Suponho que MF concordará comigo se lhe disser que haverá muito pouca gente neste país que não subscreva as suas propostas, salvo, talvez, as rescisões amigáveis e as vendas do ouro para as pagar. Eu subscrevo-as todas. O diabo destas coisas, contudo, como bem sabe está nos pormenores.
Como um blog não é um meio que ature muitas páginas, vou dizer-lhe, sucintamente, o que penso do primeiro. Mas terei o maior gosto em debater consigo os restantes e os que entender acrescentar pelo caminho.
Vamos então à famigerada qualificação dos recursos humanos.
Como bem sabe, é matéria que dá para encher uma pipa e ainda sobra assunto. Dito como diz, quem é que pode ser contra? Toda a gente subscreve. Aliás, anda meio mundo a dizer que o nosso problema é a falta de gente qualificada e o outro meio a acenar concordante com a cabeça. Há, creio eu, acerca deste assunto muita ideia feita sem prova da sua consistência. Mas não vou por aí.
O que se me permite lhe recordo são as inúmeras campanhas de qualificação, requalificação, reconversão, que foram financiadas durante anos pelos fundos comunitários que, espremidas, deram pouco, deram muito para alguns senhores cujos processos judiciais se arrastaram até serem arquivados como é da regra. Este governo lembrou-se das “novas oportunidades”. Tentativas para educar o povo não têm faltado desde os tempos em que uns exaltados rapazes, mais tarde gente bem colocada, decidiram educar a classe operária.
Uma particular preocupação tem dado a volta ao miolo da nossa sociedade mais avançada: As dificuldades, aparentemente insuperáveis, da rapaziada se entender razoavelmente com os algarismos. É uma calamidade. Agora tiveram o bom senso de baixar a bitola nos exames de matemática porque a grande maioria dos alunos só passava por baixo, não se podendo portanto saber a quanto poderiam saltar. Mas, evidentemente, não se aumentou, por isso, o nível de conhecimentos.
Este arrazoado todo para lhe dizer o quê? Que com a qualificação todos concordamos, falta é saber como mudamos o que já provou que não funciona. Aí é que está o problema. Tem resposta?
Eu não tenho mas sou capaz de dar uma pista.

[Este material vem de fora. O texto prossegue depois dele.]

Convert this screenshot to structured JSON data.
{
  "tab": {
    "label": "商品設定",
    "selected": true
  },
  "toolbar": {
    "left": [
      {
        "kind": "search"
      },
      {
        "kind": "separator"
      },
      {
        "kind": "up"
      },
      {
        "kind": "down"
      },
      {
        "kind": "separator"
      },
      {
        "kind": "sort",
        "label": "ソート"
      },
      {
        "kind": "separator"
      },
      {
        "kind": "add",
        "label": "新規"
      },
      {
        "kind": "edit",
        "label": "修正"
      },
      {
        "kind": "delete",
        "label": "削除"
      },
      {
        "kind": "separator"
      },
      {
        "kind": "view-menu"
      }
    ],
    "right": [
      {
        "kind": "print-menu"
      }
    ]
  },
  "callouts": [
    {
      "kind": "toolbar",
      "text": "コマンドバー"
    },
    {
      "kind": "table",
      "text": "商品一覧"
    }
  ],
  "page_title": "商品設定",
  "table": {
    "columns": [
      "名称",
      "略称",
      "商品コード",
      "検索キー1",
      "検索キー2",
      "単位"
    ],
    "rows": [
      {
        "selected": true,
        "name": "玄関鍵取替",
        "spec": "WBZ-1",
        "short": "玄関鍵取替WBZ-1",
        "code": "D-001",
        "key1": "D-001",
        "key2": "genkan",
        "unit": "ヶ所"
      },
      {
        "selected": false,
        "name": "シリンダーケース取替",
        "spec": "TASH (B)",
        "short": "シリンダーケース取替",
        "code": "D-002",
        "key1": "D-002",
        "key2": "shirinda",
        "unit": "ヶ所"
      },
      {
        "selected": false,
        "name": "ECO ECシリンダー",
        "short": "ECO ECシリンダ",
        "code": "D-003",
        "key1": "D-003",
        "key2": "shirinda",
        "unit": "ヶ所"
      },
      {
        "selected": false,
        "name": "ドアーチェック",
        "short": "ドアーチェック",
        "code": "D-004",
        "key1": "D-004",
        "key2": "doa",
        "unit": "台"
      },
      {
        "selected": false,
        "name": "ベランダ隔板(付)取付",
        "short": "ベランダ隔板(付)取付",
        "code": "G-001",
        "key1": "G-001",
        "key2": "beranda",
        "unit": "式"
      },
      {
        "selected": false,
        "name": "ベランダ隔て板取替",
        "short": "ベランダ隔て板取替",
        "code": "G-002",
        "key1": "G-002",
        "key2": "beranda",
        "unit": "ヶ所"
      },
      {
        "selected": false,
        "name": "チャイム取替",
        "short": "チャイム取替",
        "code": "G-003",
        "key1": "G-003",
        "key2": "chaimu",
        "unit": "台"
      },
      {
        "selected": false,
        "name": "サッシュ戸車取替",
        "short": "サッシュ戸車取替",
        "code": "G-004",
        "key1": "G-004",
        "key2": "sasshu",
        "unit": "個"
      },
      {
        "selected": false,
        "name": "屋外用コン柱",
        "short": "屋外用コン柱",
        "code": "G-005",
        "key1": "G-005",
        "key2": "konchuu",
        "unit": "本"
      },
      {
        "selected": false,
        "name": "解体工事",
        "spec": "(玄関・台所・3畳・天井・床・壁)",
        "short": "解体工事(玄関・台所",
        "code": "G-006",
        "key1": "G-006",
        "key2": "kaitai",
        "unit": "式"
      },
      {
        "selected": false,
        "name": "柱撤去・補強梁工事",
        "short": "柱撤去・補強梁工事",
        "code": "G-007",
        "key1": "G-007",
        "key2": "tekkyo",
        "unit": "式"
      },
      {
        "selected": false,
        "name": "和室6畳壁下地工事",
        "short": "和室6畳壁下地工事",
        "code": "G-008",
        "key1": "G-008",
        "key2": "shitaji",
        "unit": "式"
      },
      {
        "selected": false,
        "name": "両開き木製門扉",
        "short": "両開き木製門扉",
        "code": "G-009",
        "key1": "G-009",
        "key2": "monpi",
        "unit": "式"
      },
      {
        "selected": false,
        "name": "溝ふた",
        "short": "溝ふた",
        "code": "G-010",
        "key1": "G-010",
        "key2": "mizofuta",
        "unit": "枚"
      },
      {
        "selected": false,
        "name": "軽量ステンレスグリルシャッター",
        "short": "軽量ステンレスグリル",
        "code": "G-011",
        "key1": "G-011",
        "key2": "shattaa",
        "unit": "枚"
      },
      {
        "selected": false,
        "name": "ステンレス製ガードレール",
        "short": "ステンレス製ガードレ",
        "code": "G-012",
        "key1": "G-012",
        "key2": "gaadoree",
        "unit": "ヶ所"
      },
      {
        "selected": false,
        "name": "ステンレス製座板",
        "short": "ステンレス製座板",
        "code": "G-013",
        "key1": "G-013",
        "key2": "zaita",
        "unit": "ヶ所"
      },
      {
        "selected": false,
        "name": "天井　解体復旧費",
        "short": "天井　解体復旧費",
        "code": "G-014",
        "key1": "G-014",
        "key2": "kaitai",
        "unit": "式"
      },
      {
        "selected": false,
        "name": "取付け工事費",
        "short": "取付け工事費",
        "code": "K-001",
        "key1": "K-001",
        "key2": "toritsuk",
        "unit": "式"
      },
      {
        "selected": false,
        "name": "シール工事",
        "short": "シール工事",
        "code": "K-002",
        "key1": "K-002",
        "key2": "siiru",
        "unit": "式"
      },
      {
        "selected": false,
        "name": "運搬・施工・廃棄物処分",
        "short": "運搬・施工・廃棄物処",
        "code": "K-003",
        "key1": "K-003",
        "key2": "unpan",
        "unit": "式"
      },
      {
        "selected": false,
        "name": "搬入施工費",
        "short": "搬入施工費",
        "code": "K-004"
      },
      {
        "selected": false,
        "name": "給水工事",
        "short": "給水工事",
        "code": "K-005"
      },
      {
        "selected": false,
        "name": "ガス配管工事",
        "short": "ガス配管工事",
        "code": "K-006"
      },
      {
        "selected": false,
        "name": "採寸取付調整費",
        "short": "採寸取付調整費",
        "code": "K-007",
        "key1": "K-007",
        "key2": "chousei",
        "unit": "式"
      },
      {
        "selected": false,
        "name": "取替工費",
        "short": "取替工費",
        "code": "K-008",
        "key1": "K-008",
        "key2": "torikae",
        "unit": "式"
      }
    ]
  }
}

A maior parte das pessoas tem do estudo uma percepção instrumental: estuda se vislumbra um interesse imediato. Dito de outro modo, se obrigarmos um jovem a estudar cálculo infinitesimal mas depois, quando ele concorre a um lugar não se indaga se ele sabe a tabuada o mais certo é o (a) jovem enganar-se com a contagem pelos dedos e errar os cálculos.
Se não há exigência na admissão, se o Estado não selecciona através de provas que possam avaliar as reais capacidades dos candidatos, se mais do que uma boa nota a matemática vale uma boa cunha, o que é que faz o jovem se for inteligente: Estuda matemática ou procura um padrinho? Claro que estou a exagerar, mas não muito.
Portanto, meu caro MF, do meu ponto de vista ou há exigência ou mande-se às urtigas a ciência.
Repare que as Universidades se queixam que os alunos lhes chegam, em muitos casos, semi-analfabetos mas admitem-nos! E porquê? Porque precisam de número para garantirem os lugares. O que está em causa, neste caso, é o financiamento das suas actividades. Como estão encostadas sobretudo ao Estado e este está cambaleante, cambaleiam com ele. Deveria, uma vez por todas, reconhecer-se que não há dinheiro para o ensino universitário tendencialmente gratuito e passar a exigir o pagamento do seu custo a quem pode pagá-lo.
Espero que esteja em desacordo comigo. Se não diga lá o que faria para agilizar a Justiça já que quanto à flexibilização da legislação laboral anda MF e seus pares a tratar neste momento do assunto. Salvo erro.